As described above, according to the present invention, water that enters through the road wall of the existing pipeline to which the lining layer 4 is joined and lined is collected in the main water channel and discharged, and the effect of the water pressure of the intruded water is reduced. Difficult to spread over layers. Therefore, FRP
The lining layer constructed by joining lining or other synthetic resin to the road wall is likely to peel off from the road wall due to water pressure, bulge in the new passage, deform into a wavy shape, or break Is prevented and the lining layer can be made thinner.

In particular, according to the second aspect of the present invention, there is no need to provide a branch water channel in the upper part of the road wall of an existing pipeline in which it is difficult to perform a groove cutting operation, so that the lining workability is improved.

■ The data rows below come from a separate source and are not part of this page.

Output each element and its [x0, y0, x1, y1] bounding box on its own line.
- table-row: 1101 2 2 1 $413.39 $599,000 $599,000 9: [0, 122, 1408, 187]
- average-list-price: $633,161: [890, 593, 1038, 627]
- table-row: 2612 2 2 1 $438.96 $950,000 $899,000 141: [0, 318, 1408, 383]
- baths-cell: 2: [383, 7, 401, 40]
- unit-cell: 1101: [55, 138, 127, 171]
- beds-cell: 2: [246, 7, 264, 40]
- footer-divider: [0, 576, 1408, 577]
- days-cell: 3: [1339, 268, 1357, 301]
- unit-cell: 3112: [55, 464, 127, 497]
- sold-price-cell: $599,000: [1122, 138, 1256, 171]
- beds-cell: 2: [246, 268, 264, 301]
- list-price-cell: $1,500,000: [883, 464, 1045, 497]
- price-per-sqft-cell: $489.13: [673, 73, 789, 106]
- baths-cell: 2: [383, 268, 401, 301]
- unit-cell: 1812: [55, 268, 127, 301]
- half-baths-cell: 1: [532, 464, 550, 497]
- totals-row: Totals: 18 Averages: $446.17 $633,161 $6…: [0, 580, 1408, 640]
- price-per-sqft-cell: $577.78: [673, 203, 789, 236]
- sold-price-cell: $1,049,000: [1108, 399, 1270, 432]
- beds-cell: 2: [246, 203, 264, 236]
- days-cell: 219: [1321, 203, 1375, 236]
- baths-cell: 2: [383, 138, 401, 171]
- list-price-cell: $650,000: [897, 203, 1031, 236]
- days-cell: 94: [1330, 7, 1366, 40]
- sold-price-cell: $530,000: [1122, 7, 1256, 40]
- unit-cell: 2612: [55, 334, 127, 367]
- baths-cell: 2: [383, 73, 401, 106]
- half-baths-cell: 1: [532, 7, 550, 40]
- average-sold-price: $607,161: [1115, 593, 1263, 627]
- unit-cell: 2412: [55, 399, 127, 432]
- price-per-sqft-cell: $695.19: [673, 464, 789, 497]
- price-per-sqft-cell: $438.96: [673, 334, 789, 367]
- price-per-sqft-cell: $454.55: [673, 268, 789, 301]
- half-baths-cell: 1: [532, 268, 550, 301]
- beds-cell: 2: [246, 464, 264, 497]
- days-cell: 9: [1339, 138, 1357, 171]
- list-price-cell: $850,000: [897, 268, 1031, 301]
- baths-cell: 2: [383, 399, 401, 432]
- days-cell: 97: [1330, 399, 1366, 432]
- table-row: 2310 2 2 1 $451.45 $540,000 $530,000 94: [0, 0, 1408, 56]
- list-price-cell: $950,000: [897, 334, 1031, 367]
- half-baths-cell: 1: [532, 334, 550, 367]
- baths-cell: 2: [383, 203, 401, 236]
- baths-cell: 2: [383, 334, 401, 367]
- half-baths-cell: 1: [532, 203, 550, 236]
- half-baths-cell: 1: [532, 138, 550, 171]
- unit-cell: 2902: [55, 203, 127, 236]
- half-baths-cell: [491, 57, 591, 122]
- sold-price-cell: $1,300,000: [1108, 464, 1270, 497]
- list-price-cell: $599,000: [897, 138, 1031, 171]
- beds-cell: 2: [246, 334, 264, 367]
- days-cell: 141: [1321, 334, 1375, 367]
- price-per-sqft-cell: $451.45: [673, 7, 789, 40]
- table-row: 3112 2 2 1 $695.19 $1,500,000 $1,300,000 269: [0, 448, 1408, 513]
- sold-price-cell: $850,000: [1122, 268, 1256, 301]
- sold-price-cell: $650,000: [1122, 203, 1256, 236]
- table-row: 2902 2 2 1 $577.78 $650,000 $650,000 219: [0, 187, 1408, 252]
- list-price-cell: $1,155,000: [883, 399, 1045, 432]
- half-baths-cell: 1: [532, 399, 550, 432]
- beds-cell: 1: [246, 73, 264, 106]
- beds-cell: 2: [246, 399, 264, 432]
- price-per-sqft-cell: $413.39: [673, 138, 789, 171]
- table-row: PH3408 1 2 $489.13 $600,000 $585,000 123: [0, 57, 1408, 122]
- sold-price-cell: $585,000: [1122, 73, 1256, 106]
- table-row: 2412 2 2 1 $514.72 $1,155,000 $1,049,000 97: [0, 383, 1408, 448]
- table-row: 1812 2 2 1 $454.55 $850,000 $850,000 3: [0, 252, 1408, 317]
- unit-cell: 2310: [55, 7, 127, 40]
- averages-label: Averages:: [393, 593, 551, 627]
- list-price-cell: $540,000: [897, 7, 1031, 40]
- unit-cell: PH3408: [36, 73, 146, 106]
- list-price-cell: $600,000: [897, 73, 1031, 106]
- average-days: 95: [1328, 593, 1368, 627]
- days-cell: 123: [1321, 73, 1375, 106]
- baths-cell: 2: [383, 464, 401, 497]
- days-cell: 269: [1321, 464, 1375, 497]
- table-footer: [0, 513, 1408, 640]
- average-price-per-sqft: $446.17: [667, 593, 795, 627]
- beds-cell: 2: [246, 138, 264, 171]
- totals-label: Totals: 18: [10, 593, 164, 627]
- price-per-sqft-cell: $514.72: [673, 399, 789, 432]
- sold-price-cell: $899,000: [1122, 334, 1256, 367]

[Brief description of the drawings]

FIG. 1 is a sectional view of an embodiment of the present invention, and FIG. 2 is II in FIG.
FIG. 3 is an enlarged sectional view taken along the line III-III of FIG. 1, FIG. 4 is a sectional view showing a state where a framework is disposed above the road wall, and FIG. FIG. 6 is an enlarged sectional view taken along line VV of FIG. 4, FIG. 6 is a sectional view showing a modification of FIG. 4, and FIG.
FIG. 8 is an enlarged sectional view taken along the line VII-VII of FIG. 4, FIG. 8 is an enlarged sectional view taken along the line VIII-VIII of FIG. 1, FIG. The figure is a view taken in the direction of the arrow X in FIG. 3 ... road wall, 4 ... lining layer, 5 ... main water channel, 6
… Branch water channel, 11… Non-joined part.

Claims (2)

(57) [Claims] 1. A main water channel extending in a longitudinal direction of an existing pipeline at a bottom portion of the existing pipeline, a main water channel extending in a longitudinal direction of the existing pipeline at a bottom wall of the existing pipeline, the communication being performed with the main water channel. An inner lining structure of an existing pipeline, wherein a plurality of branch water channels extending in a circumferential direction of the pipeline are provided. 2. The lining layer and the road wall are joined to the upper part of the road wall where the branch water passage groove is provided except for the upper part of the road wall. An inner lining structure of an existing pipeline, wherein a non-joined portion that is not formed is formed in a linear shape, and the non-joined portion is connected to the branch water channel.